BD (NYSE: BDX) today touted the results of a clinical trial that showed “statistically significant safety equivalence” between its Lutonix 014 drug-coated balloon (DCB) and a standard angioplasty catheter (PTA) in treating narrowed or obstructed arteries below the knee.
The trial’s primary safety endpoint—freedom from composite all-cause death, above the ankle or major reintervention of the treated limb through 30 days—was met in both the proportional and binary and Kaplan Meier analyses of patient survival following a medical procedure. BD presented the trial results during a late-breaking clinical trials session at the Vascular Interventional Advances (VIVA) conference in Las Vegas.
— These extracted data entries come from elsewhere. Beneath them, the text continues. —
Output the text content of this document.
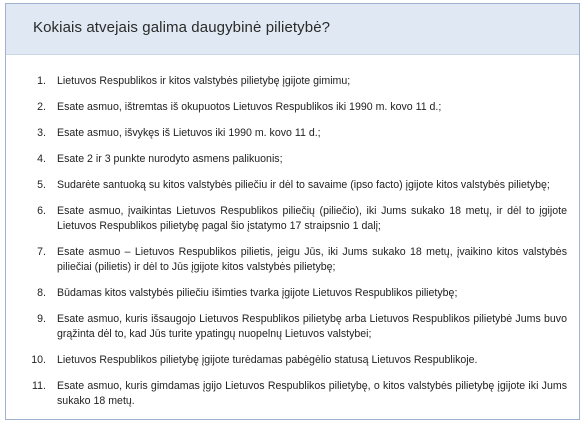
Kokiais atvejais galima daugybinė pilietybė?
1.	Lietuvos Respublikos ir kitos valstybės pilietybę įgijote gimimu;
2.	Esate asmuo, ištremtas iš okupuotos Lietuvos Respublikos iki 1990 m. kovo 11 d.;
3.	Esate asmuo, išvykęs iš Lietuvos iki 1990 m. kovo 11 d.;
4.	Esate 2 ir 3 punkte nurodyto asmens palikuonis;
5.	Sudarėte santuoką su kitos valstybės piliečiu ir dėl to savaime (ipso facto) įgijote kitos valstybės pilietybę;
6.	Esate asmuo, įvaikintas Lietuvos Respublikos piliečių (piliečio), iki Jums sukako 18 metų, ir dėl to įgijote Lietuvos Respublikos pilietybę pagal šio įstatymo 17 straipsnio 1 dalį;
7.	Esate asmuo – Lietuvos Respublikos pilietis, jeigu Jūs, iki Jums sukako 18 metų, įvaikino kitos valstybės piliečiai (pilietis) ir dėl to Jūs įgijote kitos valstybės pilietybę;
8.	Būdamas kitos valstybės piliečiu išimties tvarka įgijote Lietuvos Respublikos pilietybę;
9.	Esate asmuo, kuris išsaugojo Lietuvos Respublikos pilietybę arba Lietuvos Respublikos pilietybė Jums buvo grąžinta dėl to, kad Jūs turite ypatingų nuopelnų Lietuvos valstybei;
10.	Lietuvos Respublikos pilietybę įgijote turėdamas pabėgėlio statusą Lietuvos Respublikoje.
11.	Esate asmuo, kuris gimdamas įgijo Lietuvos Respublikos pilietybę, o kitos valstybės pilietybę įgijote iki Jums sukako 18 metų.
“The six-month clinical data from the Lutonix BTK trial represent the beginning of a paradigm shift in the treatment of patients with critical limb ischemia (CLI),” said Jihad Mustapha, M.D. of the Advanced Cardiac and Vascular Amputation Centers in Grand Rapids, Mich., in a prepared statement. “The initial results are extremely encouraging and give new hope to patients with CLI.”
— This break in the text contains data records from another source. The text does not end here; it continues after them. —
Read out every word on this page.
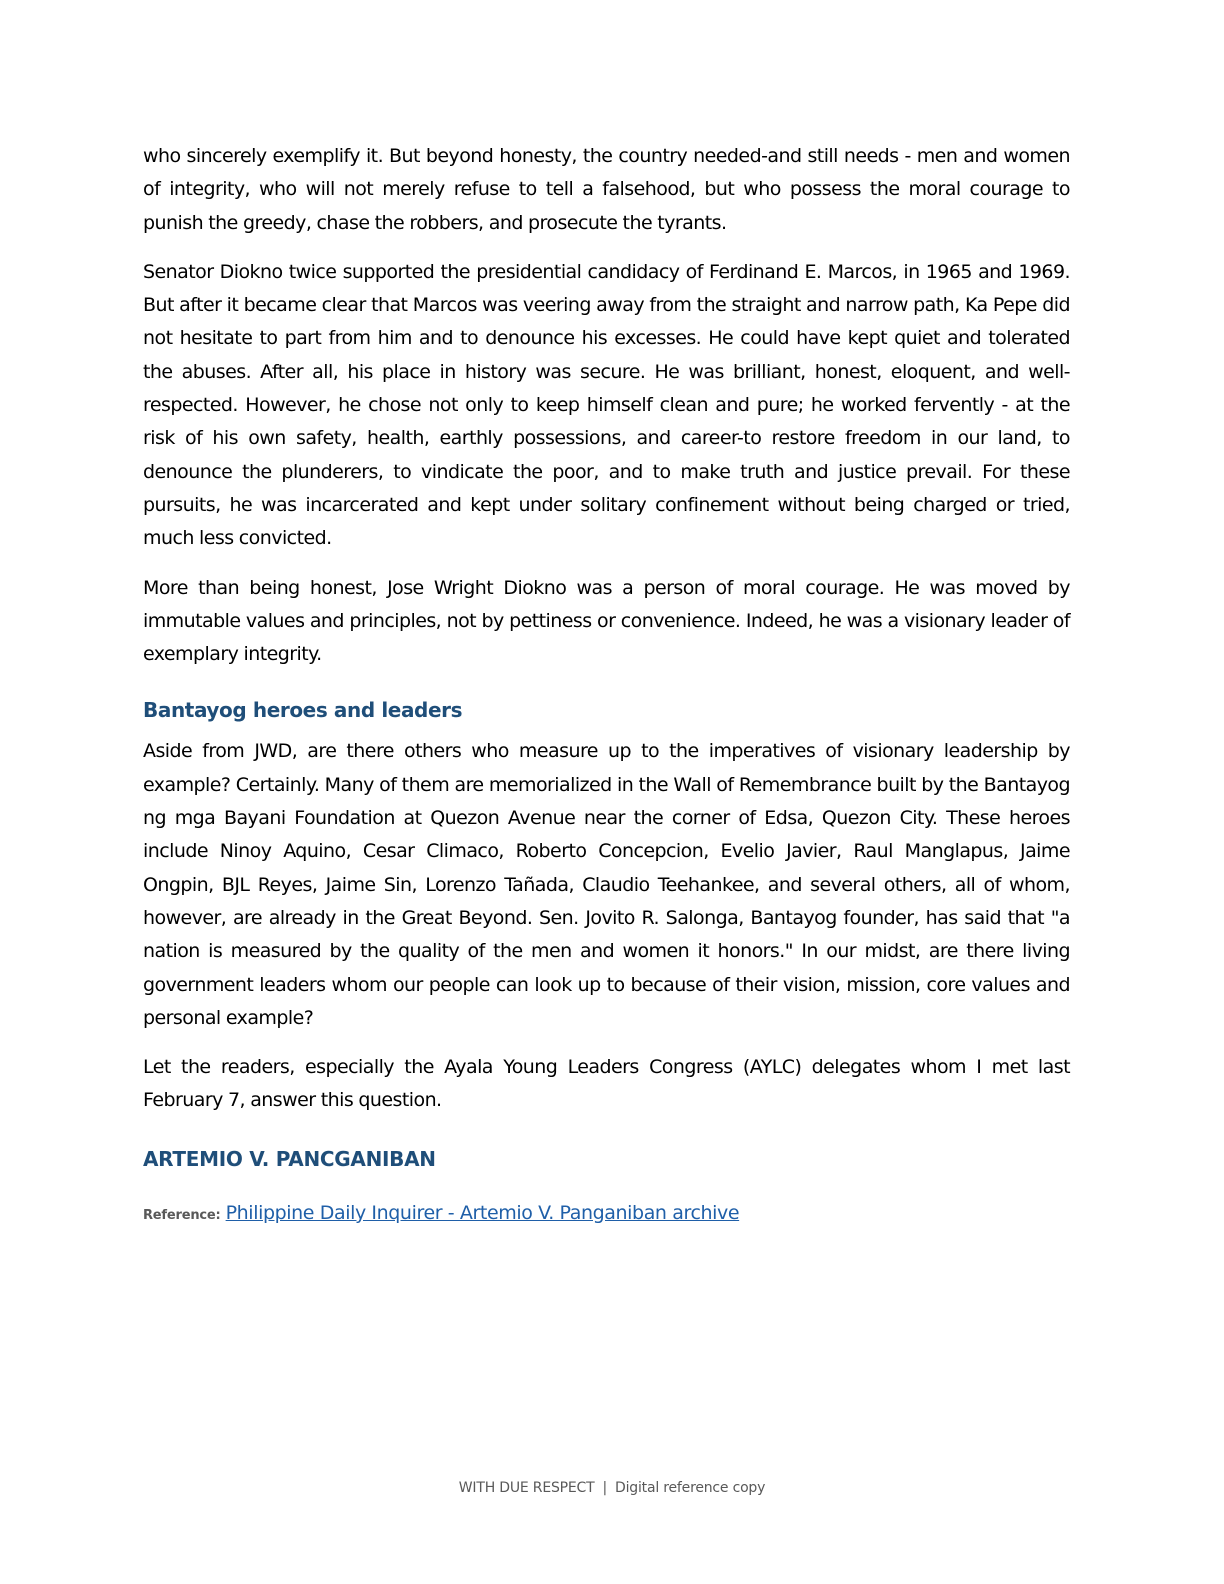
who sincerely exemplify it. But beyond honesty, the country needed-and still needs - men and women of integrity, who will not merely refuse to tell a falsehood, but who possess the moral courage to punish the greedy, chase the robbers, and prosecute the tyrants.

Senator Diokno twice supported the presidential candidacy of Ferdinand E. Marcos, in 1965 and 1969. But after it became clear that Marcos was veering away from the straight and narrow path, Ka Pepe did not hesitate to part from him and to denounce his excesses. He could have kept quiet and tolerated the abuses. After all, his place in history was secure. He was brilliant, honest, eloquent, and well-respected. However, he chose not only to keep himself clean and pure; he worked fervently - at the risk of his own safety, health, earthly possessions, and career-to restore freedom in our land, to denounce the plunderers, to vindicate the poor, and to make truth and justice prevail. For these pursuits, he was incarcerated and kept under solitary confinement without being charged or tried, much less convicted.

More than being honest, Jose Wright Diokno was a person of moral courage. He was moved by immutable values and principles, not by pettiness or convenience. Indeed, he was a visionary leader of exemplary integrity.

Bantayog heroes and leaders

Aside from JWD, are there others who measure up to the imperatives of visionary leadership by example? Certainly. Many of them are memorialized in the Wall of Remembrance built by the Bantayog ng mga Bayani Foundation at Quezon Avenue near the corner of Edsa, Quezon City. These heroes include Ninoy Aquino, Cesar Climaco, Roberto Concepcion, Evelio Javier, Raul Manglapus, Jaime Ongpin, BJL Reyes, Jaime Sin, Lorenzo Tañada, Claudio Teehankee, and several others, all of whom, however, are already in the Great Beyond. Sen. Jovito R. Salonga, Bantayog founder, has said that "a nation is measured by the quality of the men and women it honors." In our midst, are there living government leaders whom our people can look up to because of their vision, mission, core values and personal example?

Let the readers, especially the Ayala Young Leaders Congress (AYLC) delegates whom I met last February 7, answer this question.

ARTEMIO V. PANCGANIBAN
Reference: Philippine Daily Inquirer - Artemio V. Panganiban archive
WITH DUE RESPECT | Digital reference copy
The prospective, global, multicenter, randomized, controlled trial used a composite measurement of limbs saved from amputation and the openness of arteries, known as primary patency. By proportional/binary analysis, at six months there was an improvement in primary efficacy of 10.2% (DCB: 73.7% and PTA: 63.5%, p=0.0273, not-significant). The more commonly used Kaplan Meier analysis of the primary efficacy endpoint demonstrated a significant difference of 14.6% (DCB: 85.3%, PTA: 70.7%, p<0.001). Additional analyses are planned for 12-, 24- and 36-month follow-ups.
The trial included approximately 450 participants, of whom 91% had CLI, a severe form of vascular disease that seriously decreases blood flow to the lower leg arteries. An estimated 3.4 million people in the U.S. have CLI today, and the number is estimated to grow to nearly 3.8 million by 2020. CLI is associated with a six-month major amputation rate ranging from 10 % to 40% and with mortality rates as high as 50% at five years.
The Lutonix 014 DCB has been commercially available in Europe, Canada and Australia for treatment of the below-the-knee arteries associated with CLI since 2013.